Checking preconditions in advance vs. on demand vs. exceptions

Usually, it is good practice to check certain preconditions before applying operations to input data. This is often referred to as defensive programming. Many people are used to lines like:

public void preformOn(String foo) {
  if (!myMap.containsKey(foo)) {
    // handle it correctly
    return;
  }
  // do something with the entry
  myMap.get(foo).performOperation();
}

While there is nothing wrong with such kind of “in advance checking” it may have performance implications – especially when IO is involved.

We had a problem some time ago when working with some thousand wrappers for File objects. The wrappers checked if the given File object actually is a file using the innocent isFile()-method in the constructor which caused hard disk access each time. So building our collection of wrapped files took quite some time (dozens of seconds) and our client complained (rightfully so!) about the performance. Once the collection was built the operations were fast because no checking was needed anymore.

Our first optimization step was deferring the check to the point where the file was actually used. This sped up the creation of the wrappers so it was barely noticeable but processing a bunch of elements took longer because of additional disk accesses.
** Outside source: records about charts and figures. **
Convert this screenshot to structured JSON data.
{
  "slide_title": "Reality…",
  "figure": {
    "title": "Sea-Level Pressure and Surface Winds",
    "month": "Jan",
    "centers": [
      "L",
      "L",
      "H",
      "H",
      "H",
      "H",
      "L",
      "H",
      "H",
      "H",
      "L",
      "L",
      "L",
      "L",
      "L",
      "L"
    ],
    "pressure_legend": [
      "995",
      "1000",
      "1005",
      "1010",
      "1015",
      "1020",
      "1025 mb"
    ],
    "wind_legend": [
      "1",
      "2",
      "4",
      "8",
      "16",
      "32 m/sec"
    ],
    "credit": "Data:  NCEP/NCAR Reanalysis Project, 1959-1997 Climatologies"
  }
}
Even though this approach may work for a plethora of situations for our typical use cases the effect of this optimization was not enough.

So we looked at our problem from another perspective: The vast majority of file handles were actually existing and readable files and directories and foreign/unknown files were the exception. Because of this fact we chose to simply leave out any kind of checks and handle the exceptions! Exception handling is often referred to as slow but if exceptions are rare it can make a difference in some orders of magnitude. Our speed up using this approach was enourmous and the client was happy about sub-second responsiveness for his typical operations. In addition we think that the code now expresses more cleary that irregular files really are the exception and not the rule for this particular code.

Conclusion

There are different approaches to handling of parameters and input data. Depending on the cost of the check and the frequency of special input different strategies may prove beneficial both in expressing your intent and the perceived performance of your application.